Thursday, December 25, 2025

[fn Editorial] Bank of Korea's Rate Cut, Overcoming Crisis with Fiscal Policy

Input
2025-05-29 18:54:48
Updated
2025-05-29 18:54:48
This year's growth forecast lowered to 0.8%
Funds released must be used crucially for domestic demand and growth
Lee Chang-yong, Governor of the Bank of Korea, presides over the Monetary Policy Committee meeting at the Bank of Korea in Jung-gu, Seoul on the 29th. /Photo=News1
The Bank of Korea lowered the base interest rate by 0.25 percentage points to 2.50% per annum on the 29th. This is the fourth cut in seven months since October last year. This year's economic growth forecast was also lowered by 0.7 percentage points to 0.8% in just three months. It is practically halved, similar to the level during the global financial crisis in 2009. This is because all the driving forces of our economy have weakened due to the prolonged slump in exports caused by the U.S. tariff bomb and the construction and domestic demand slump.

This year, there will be a slight recovery from the negative growth (-0.2%) in the first quarter or a similar level of stagnation will continue. This also means that the Bank of Korea is likely to lower rates several more times this year. Lee Chang-yong, Governor of the Bank of Korea, said, "If the growth rate falls below 0.8%, there is a high possibility of further rate cuts."

It is difficult to endure without lowering the interest rate. In the first quarter, we fell into negative growth, and exports to the U.S. and China decreased by more than 4%. The government's economic stimulus policy is virtually at a standstill due to political turmoil and an early presidential election. Even the handling of the first supplementary budget (extra budget) of 13.8 trillion won has been delayed, and the execution effect will be seen around the second half of the year.

Although various conditions had to be considered, the rate cut was also delayed. Inflation, which has been holding back rate cuts, has stabilized at around 2%, and the exchange rate has recovered to the 1,300 to 1,400 won range, similar to pre-martial law levels. The real estate market has also seen a slight decline in price increases due to recent tightening of loan and transaction approval regulations. However, as a result, it has become a belated cut after falling into negative growth. The economic situation has worsened. Households with spending power have closed their wallets, and companies are hesitant to invest and hire. Exports to the U.S., one of the two major export markets, fell by 14.6% from the 1st to the 20th of this month. Real consumer spending in the first quarter decreased by the largest margin in over four years.

We need to break through the bottom of 0% growth this year and rise to 1% next year and further to 2%. If we do not escape the 0% trap by at least next year, low growth could become entrenched. Due to structural reasons such as super-aging, lack of growth engines, and political instability, we are heading towards a Japanese-style long-term recession. We must resolve everything so that the deeply recessed domestic demand, frozen consumer sentiment, uncertain corporate investment and exports, and weakening core industries operate properly.
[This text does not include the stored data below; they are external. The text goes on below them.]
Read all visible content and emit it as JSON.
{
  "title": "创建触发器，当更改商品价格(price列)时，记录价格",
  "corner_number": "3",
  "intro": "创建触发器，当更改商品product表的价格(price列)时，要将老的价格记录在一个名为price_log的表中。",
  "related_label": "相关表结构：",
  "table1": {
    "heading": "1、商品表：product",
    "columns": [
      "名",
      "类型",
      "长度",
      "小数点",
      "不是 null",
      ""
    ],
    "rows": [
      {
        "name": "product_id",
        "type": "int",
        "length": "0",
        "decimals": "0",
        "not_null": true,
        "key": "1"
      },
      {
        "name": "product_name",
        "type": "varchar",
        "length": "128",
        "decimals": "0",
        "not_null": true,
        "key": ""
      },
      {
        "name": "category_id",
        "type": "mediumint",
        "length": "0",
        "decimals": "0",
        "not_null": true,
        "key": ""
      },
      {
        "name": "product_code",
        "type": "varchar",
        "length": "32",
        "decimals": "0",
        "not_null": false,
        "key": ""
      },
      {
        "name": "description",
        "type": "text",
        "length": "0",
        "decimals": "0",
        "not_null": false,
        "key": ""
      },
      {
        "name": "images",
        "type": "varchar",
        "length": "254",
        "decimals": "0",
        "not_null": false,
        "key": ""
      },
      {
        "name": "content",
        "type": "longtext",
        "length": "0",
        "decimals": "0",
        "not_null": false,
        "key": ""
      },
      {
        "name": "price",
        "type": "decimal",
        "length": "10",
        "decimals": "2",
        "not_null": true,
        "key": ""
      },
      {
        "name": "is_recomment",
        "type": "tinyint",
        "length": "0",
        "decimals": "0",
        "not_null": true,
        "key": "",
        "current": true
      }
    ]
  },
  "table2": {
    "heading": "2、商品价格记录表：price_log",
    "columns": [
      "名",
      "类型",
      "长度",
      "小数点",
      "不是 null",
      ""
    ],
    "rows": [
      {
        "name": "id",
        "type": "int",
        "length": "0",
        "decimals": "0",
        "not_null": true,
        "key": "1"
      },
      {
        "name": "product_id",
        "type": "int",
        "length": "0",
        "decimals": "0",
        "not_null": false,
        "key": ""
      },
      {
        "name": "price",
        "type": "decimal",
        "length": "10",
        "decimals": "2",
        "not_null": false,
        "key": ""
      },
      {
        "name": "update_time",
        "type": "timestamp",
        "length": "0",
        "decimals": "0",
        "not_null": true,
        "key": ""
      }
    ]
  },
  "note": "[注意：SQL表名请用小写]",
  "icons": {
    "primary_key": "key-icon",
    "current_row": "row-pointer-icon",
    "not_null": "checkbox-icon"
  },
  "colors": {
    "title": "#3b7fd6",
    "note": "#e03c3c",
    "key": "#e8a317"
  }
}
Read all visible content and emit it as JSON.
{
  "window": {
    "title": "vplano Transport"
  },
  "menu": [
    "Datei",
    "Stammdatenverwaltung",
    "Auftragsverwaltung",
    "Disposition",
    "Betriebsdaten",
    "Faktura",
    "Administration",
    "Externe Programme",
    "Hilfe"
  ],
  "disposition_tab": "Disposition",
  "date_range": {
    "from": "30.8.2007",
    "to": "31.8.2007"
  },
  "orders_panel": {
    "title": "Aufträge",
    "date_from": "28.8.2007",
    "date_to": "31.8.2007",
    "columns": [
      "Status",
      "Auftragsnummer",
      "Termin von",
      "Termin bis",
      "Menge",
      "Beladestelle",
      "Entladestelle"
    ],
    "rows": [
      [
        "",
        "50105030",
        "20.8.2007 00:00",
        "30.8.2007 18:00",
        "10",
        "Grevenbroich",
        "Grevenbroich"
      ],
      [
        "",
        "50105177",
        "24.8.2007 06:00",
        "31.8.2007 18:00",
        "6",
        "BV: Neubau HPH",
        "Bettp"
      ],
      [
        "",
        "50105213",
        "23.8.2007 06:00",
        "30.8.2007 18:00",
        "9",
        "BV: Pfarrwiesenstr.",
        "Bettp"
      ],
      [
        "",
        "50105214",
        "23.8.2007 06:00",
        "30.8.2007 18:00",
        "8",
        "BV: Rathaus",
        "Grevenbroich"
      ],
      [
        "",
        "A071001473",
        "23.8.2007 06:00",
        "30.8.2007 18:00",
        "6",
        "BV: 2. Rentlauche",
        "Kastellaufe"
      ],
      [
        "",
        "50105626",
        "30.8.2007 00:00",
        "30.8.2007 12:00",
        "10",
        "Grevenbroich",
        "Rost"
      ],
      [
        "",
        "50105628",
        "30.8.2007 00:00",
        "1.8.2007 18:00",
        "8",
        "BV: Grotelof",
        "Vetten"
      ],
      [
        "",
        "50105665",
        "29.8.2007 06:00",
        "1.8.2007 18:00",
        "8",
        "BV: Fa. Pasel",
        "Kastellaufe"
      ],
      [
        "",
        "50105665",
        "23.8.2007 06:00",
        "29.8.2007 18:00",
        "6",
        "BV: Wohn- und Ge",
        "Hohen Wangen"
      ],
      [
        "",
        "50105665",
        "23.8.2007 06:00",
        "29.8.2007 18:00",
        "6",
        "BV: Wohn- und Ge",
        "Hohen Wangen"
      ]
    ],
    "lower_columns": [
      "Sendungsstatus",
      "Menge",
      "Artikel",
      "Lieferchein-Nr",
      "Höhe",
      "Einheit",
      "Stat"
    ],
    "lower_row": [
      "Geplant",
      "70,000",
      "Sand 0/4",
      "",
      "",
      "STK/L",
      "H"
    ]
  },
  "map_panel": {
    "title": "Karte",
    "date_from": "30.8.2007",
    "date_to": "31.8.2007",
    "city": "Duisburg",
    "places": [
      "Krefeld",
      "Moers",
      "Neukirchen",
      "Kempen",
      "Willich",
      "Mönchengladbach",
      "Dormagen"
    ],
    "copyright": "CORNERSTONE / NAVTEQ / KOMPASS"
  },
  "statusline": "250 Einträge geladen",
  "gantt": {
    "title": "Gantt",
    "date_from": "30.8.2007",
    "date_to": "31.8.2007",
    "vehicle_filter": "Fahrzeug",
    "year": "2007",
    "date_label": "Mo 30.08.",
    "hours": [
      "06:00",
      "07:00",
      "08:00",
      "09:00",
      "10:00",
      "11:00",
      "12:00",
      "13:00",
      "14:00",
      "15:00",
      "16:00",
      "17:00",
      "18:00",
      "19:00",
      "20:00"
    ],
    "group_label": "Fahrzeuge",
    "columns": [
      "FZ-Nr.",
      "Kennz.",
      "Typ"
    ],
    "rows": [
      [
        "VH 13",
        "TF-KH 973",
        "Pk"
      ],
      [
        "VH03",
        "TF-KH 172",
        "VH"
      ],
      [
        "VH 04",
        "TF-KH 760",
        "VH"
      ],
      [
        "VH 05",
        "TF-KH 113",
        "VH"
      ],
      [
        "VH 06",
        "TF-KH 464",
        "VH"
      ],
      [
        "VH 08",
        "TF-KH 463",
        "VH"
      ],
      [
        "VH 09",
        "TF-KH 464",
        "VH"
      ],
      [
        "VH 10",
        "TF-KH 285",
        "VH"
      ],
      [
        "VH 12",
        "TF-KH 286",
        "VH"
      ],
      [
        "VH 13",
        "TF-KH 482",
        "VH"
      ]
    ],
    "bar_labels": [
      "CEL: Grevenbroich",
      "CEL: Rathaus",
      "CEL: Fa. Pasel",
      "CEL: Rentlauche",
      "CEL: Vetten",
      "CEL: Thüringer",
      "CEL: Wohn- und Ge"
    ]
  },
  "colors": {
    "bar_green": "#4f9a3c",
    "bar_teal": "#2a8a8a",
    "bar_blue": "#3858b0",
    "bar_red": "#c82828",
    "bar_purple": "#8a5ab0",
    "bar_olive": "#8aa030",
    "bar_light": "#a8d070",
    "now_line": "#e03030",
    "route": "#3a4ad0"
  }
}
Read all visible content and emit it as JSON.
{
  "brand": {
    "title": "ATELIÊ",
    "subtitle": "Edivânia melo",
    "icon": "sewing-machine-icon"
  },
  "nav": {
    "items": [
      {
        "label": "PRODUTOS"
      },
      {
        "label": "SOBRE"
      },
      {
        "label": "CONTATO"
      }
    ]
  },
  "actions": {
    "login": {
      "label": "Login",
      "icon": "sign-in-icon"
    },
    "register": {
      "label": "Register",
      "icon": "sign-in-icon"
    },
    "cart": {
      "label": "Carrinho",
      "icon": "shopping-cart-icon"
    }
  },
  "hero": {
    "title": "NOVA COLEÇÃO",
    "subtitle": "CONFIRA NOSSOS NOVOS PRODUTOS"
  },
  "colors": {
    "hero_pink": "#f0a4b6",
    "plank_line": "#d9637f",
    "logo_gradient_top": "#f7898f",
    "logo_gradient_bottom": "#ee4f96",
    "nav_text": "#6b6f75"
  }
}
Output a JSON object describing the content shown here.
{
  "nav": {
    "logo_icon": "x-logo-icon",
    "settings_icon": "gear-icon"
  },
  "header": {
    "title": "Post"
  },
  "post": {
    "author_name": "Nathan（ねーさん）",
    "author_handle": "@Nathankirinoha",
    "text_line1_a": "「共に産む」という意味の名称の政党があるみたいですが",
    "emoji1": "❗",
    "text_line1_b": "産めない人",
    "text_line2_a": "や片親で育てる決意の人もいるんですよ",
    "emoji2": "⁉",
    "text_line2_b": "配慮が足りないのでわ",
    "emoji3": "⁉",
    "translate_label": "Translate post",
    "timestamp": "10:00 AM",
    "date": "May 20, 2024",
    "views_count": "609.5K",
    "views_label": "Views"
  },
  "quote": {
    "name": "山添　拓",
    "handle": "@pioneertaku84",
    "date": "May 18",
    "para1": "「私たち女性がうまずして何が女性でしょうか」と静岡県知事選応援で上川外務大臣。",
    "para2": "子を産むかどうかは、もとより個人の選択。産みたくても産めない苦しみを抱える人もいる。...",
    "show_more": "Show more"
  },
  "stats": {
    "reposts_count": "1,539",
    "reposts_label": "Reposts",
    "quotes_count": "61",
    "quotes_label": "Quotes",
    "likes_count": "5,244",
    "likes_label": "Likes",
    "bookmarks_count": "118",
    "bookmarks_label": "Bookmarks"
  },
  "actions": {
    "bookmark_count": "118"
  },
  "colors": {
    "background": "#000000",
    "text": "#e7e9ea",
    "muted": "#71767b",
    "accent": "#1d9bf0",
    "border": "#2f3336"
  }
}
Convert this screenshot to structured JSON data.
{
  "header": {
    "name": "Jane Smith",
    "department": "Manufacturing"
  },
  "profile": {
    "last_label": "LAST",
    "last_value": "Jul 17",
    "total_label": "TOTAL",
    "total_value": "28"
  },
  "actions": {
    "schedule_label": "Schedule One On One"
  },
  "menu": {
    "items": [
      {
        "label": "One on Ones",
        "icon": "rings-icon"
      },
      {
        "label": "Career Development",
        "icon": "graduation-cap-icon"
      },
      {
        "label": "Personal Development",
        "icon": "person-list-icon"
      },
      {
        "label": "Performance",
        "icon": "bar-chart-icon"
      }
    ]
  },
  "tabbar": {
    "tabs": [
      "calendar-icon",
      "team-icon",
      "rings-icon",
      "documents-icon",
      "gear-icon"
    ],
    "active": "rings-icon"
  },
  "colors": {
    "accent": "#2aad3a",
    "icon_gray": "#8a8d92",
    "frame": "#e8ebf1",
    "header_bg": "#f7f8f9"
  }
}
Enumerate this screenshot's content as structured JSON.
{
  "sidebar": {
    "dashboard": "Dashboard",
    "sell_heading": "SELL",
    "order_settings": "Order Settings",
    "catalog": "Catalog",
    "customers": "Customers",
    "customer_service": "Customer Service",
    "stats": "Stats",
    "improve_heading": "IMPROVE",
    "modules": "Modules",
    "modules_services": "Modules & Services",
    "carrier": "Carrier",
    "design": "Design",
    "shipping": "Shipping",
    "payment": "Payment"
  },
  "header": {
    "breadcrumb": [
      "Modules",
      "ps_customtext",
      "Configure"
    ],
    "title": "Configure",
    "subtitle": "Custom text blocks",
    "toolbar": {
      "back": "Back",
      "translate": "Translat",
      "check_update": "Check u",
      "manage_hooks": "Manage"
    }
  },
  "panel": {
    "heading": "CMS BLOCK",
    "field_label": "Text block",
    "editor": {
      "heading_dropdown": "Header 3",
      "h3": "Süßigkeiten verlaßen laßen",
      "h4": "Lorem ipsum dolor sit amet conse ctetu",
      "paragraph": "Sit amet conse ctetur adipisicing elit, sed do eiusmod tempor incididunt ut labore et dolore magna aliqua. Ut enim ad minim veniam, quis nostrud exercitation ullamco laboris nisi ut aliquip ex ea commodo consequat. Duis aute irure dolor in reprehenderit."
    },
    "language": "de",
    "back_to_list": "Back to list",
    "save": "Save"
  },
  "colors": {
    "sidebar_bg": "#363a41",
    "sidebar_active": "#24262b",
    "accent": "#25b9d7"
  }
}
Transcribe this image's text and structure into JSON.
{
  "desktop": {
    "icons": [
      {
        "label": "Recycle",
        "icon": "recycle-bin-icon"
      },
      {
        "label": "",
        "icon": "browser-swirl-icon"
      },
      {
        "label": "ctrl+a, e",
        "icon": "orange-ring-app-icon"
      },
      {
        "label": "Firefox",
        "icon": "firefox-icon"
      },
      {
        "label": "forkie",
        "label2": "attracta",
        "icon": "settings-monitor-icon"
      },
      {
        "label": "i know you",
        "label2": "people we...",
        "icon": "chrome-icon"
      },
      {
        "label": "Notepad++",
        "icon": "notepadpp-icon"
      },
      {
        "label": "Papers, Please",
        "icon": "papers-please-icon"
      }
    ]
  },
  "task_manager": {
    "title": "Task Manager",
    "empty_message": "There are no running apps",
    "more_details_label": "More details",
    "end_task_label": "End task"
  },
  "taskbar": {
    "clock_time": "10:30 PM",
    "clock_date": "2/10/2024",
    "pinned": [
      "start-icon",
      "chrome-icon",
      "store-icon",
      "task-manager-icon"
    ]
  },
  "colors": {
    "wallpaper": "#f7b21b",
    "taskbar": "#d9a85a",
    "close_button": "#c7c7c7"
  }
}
This is the first thing the next government must do.

The public has experienced and knows the precedent that "when a progressive regime comes in, house prices soar." The released funds could drive up house prices and spread the 'fear of missing out' (FOMO) sentiment, leading to a resurgence of 'all-in' and 'debt investment'. Household debt, approaching 2,000 trillion won, could break all-time highs. This is why consistent implementation of loan regulations and housing supply expansion policies is necessary.

To achieve the economic stimulus effect, the released funds must be used in conjunction with the government's fiscal policy. The next government is announcing a second supplementary budget of 20 to 30 trillion won. Active fiscal policy is crucial to revive the worst domestic demand and inject vitality into the economy. However, we cannot ignore the fiscal deficit exceeding 100 trillion won and the national debt approaching 1,300 trillion won.

The money that the current generation has lavishly shared will eventually return as debt to future generations. To enhance the effectiveness of policies, funds must flow to where they are truly needed. We need to focus on expanding growth engines, supporting export-strong companies, developing power and grid infrastructure, and expanding national infrastructure. We must find creative policies that revive domestic demand while promoting production and consumption.